Abrió con su ya emblemático “Ya no quiero ná” y siguió desplegando un repertorio que recorrió sus ocho años de carrera, con canciones como “Mujer Bruja”, “La niña de la escuela”, “Dragón” o “El Tonto”. Cada tema, una coreografía, un concepto, una emoción. El concierto se extendió durante dos horas y media, manteniendo el pulso sin flaquear.

Técnica imperfecta, entrega absoluta

Pese a algunos problemas de sonido —micrófonos intermitentes y músicos apagados por una mezcla defectuosa— la energía de Lola Índigo arrasó. “¿Joder, ha costado eh? Pero aquí estamos, en el Metropolitano”, exclamó entre lágrimas, mientras confesaba que quizá no cubriera gastos. Pero la inversión fue en su sueño, en su gente, en la música urbana que representa. En una palabra: entrega.

La artista no dudó en asumir un rol múltiple: cantante, bailarina, DJ y maestra de ceremonias. En la previa, incluso pinchó temas de Bad Bunny, Quevedo o Rihanna, caldeando el ambiente con maestría. Durante el show, cambió de look en múltiples ocasiones, hilando los cambios con pantallas que narraban su historia y transiciones fluidas que hipnotizaban al público.

Flamenco, reguetón y mucha Andalucía

Uno de los bloques más aplaudidos fue el dedicado a sus raíces. Acompañada por José El Tomate, hijo del legendario Tomatito, interpretó en un pequeño escenario una versión flamenca de “Corazón Partío” de Alejandro Sanz y rindió homenaje a Lola Flores con una energética “El Lerele”. Andalucía se hizo presente en alma y forma, convertida por unos minutos en el epicentro de la música española.

El set fue un viaje sonoro por los estilos que ha cultivado: flamenco, reguetón, pop, electrónica. Todo con una coherencia artística admirable.
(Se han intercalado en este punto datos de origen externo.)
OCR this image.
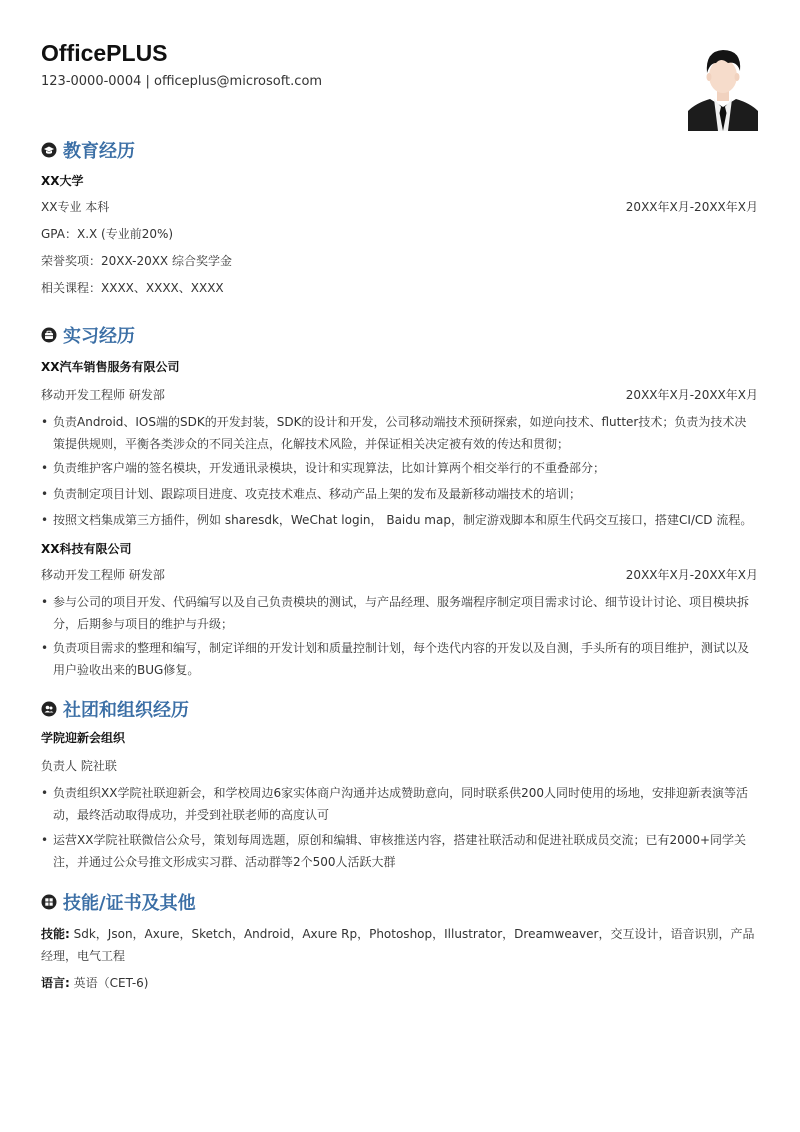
OfficePLUS
123-0000-0004 | officeplus@microsoft.com
教育经历
XX大学
XX专业 本科	20XX年X月-20XX年X月
GPA：X.X (专业前20%)
荣誉奖项：20XX-20XX 综合奖学金
相关课程：XXXX、XXXX、XXXX
实习经历
XX汽车销售服务有限公司
移动开发工程师 研发部	20XX年X月-20XX年X月
• 负责Android、IOS端的SDK的开发封装，SDK的设计和开发，公司移动端技术预研探索，如逆向技术、flutter技术；负责为技术决策提供规则，平衡各类涉众的不同关注点，化解技术风险，并保证相关决定被有效的传达和贯彻；
• 负责维护客户端的签名模块，开发通讯录模块，设计和实现算法，比如计算两个相交举行的不重叠部分；
• 负责制定项目计划、跟踪项目进度、攻克技术难点、移动产品上架的发布及最新移动端技术的培训；
• 按照文档集成第三方插件，例如 sharesdk，WeChat login， Baidu map，制定游戏脚本和原生代码交互接口，搭建CI/CD 流程。
XX科技有限公司
移动开发工程师 研发部	20XX年X月-20XX年X月
• 参与公司的项目开发、代码编写以及自己负责模块的测试，与产品经理、服务端程序制定项目需求讨论、细节设计讨论、项目模块拆分，后期参与项目的维护与升级；
• 负责项目需求的整理和编写，制定详细的开发计划和质量控制计划，每个迭代内容的开发以及自测，手头所有的项目维护，测试以及用户验收出来的BUG修复。
社团和组织经历
学院迎新会组织
负责人 院社联
• 负责组织XX学院社联迎新会，和学校周边6家实体商户沟通并达成赞助意向，同时联系供200人同时使用的场地，安排迎新表演等活动，最终活动取得成功，并受到社联老师的高度认可
• 运营XX学院社联微信公众号，策划每周选题，原创和编辑、审核推送内容，搭建社联活动和促进社联成员交流；已有2000+同学关注，并通过公众号推文形成实习群、活动群等2个500人活跃大群
技能/证书及其他
技能: Sdk，Json，Axure，Sketch，Android，Axure Rp，Photoshop，Illustrator，Dreamweaver，交互设计，语音识别，产品经理，电气工程
语言: 英语（CET-6)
Como ella misma dijo: “Si alguien os dice que vuestros sueños son imposibles, alejaos. Yo era la niña de la escuela… y hoy estoy aquí”.

Estrellas invitadas y momentos inolvidables

Como en toda gran celebración, hubo invitados de honor. Tini sorprendió en “La niña de la escuela”, Belén Aguilera emocionó en “La tirita” y el argentino Paulo Londra hizo vibrar el estadio con “Adam y Eva” y su colaboración con Lola, “Perreito pa llorar”. Uno de los momentos más conmovedores fue la dedicatoria de “Sin Autotune” a una niña llamada Triana, “que estará allá arriba”, dijo la artista mirando al cielo entre sollozos.

Una reina en su trono

Para el acto final, Lola Índigo emergió desde debajo del escenario sentada en un trono, vestida de rojo y rodeada de su cuerpo de baile con lanzas y capuchas. Así interpretó “La Reina”, una canción de despecho y poder con la que clausuró la noche más grande de su carrera. “A veces me equivoco y la cago, pero nunca me rindo”, proclamó.

Tras este concierto, Índigo se consolida como una de las figuras clave del pop urbano español. Próximas paradas: Sevilla y Barcelona, antes de cruzar el Atlántico hacia Argentina y Chile. Anoche demostró que los escenarios no tienen límites cuando se actúa con el corazón. El estadio fue testigo de su coronación.